Starship prototype Serial Number 9, or SN9, intended to travel as high as 10 kilometers or as high as 32,800 feet of altitude. The flight was similar to the one carried out by SpaceX in December, when the SN8 prototype was launched on the highest and longest flight to date.
“We had, again, another great flight up …
we’ve just got to work on that landing a little bit,” SpaceX principal integration engineer John Insprucker announced on the company’s live footage of the flight.
Elon Musk, SpaceX’s founder, was unexpectedly quiet on social media platform, announced the night before he was “Off Twitter for a while.”

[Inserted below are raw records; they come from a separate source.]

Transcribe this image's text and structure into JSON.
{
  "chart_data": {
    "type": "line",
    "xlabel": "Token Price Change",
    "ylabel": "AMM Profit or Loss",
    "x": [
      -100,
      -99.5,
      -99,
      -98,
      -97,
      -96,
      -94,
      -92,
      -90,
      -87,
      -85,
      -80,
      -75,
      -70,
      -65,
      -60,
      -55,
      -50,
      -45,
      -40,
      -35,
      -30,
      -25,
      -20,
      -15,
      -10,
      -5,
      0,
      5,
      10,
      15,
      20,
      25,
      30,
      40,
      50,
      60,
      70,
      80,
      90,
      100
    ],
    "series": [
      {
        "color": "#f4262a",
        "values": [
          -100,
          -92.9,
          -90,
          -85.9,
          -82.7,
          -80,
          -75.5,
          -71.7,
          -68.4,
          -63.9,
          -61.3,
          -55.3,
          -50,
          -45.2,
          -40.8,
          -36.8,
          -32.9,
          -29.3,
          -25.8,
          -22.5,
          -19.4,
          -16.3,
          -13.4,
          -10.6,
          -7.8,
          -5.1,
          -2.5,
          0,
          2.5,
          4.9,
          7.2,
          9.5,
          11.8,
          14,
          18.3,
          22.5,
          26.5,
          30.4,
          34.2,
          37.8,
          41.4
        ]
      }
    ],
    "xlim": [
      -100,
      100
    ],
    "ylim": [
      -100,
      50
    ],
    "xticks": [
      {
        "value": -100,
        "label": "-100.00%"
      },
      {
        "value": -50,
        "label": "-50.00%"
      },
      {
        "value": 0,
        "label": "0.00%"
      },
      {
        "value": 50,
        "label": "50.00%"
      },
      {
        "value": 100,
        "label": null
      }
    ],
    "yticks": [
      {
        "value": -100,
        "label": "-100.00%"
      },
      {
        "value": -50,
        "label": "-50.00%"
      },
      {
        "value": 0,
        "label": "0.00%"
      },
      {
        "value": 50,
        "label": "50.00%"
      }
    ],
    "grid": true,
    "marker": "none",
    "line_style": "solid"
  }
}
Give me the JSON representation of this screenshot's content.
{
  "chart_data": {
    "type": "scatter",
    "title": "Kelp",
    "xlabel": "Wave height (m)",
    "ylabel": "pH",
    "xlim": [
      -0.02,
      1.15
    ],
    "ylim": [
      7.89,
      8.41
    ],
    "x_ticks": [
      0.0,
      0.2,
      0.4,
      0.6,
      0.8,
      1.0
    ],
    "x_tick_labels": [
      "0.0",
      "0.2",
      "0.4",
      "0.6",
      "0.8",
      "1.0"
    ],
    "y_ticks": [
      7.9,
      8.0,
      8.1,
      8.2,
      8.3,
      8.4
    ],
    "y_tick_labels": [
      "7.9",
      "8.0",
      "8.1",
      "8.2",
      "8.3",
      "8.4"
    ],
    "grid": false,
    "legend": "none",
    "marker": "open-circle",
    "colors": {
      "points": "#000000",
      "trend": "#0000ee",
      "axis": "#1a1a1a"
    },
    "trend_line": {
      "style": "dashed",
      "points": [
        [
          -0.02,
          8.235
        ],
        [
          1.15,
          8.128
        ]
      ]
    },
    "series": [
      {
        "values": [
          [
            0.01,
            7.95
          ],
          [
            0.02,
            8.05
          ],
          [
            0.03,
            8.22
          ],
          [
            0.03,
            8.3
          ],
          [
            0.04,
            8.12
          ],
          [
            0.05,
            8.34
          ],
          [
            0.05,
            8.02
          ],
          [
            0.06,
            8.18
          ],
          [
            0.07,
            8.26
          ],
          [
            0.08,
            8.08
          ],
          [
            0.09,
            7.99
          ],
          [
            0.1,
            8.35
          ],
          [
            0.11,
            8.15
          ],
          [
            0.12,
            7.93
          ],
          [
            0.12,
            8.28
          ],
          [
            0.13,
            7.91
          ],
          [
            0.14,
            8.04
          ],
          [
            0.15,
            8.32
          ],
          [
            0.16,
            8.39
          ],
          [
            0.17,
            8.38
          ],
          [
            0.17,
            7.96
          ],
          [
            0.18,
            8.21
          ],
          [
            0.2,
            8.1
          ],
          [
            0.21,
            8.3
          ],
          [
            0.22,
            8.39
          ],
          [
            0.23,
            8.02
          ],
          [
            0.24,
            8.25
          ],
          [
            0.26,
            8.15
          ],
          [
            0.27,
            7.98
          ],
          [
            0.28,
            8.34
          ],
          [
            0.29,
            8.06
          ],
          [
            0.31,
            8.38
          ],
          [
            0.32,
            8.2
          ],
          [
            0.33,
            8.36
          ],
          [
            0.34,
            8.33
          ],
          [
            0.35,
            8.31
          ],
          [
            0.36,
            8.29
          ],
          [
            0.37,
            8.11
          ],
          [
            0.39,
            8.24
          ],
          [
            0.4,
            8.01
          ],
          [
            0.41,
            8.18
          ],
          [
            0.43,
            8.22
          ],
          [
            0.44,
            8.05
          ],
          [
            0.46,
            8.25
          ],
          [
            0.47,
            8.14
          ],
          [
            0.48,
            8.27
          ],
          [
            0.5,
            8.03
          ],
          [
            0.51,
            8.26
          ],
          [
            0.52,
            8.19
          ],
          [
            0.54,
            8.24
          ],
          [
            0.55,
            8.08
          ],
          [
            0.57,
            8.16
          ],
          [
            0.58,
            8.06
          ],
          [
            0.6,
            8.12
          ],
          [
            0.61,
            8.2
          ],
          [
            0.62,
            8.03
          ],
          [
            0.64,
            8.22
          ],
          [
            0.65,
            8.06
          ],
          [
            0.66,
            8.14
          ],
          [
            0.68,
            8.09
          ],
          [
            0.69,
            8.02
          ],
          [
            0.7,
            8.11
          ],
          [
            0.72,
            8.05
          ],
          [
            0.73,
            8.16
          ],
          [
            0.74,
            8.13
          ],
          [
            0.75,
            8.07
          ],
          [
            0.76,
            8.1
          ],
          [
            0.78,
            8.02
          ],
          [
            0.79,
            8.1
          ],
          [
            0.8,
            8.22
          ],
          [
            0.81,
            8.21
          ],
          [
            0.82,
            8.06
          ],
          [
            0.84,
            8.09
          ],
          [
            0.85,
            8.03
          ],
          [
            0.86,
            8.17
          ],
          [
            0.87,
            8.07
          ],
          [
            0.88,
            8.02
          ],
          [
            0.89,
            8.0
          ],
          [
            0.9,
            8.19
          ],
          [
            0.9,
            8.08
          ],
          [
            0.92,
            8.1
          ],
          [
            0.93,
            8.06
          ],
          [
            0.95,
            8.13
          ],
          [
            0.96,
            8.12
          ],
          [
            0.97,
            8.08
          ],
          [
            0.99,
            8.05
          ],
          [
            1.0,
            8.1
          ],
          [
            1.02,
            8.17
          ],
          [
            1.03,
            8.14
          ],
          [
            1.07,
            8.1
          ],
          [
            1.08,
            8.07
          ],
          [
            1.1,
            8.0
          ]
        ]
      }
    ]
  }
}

The stainless steel rocket, dubbed SN9, was cleared for removal from Boca Chica, Texas by the U.S. Federal Aviation Administration (FAA), which had earlier delayed the granting of authorization after it had been determined that the last launch of SpaceX violated the terms of its license.
The rocket launched smoothly around 3:30 p.m. local time (2030 GMT) and gradually shut down its engines as it reached a height of 10 kilometers (6 miles), followed by a series of test maneuvers in a horizontal “belly flop” position.
Tuesday’s launch was delayed by a few days due to problems stemming from the last Starship test of SpaceX on December 9, which also took place in flames.
SpaceX requested a waiver that would exceed the maximum permissible risk to the public of Starship SN8.
The FAA denied the request, but SpaceX was still going ahead, landing the company in hot water.
The regulator denied SpaceX the opportunity to launch last week and asked them to take corrective action and finally to approve it on Monday night.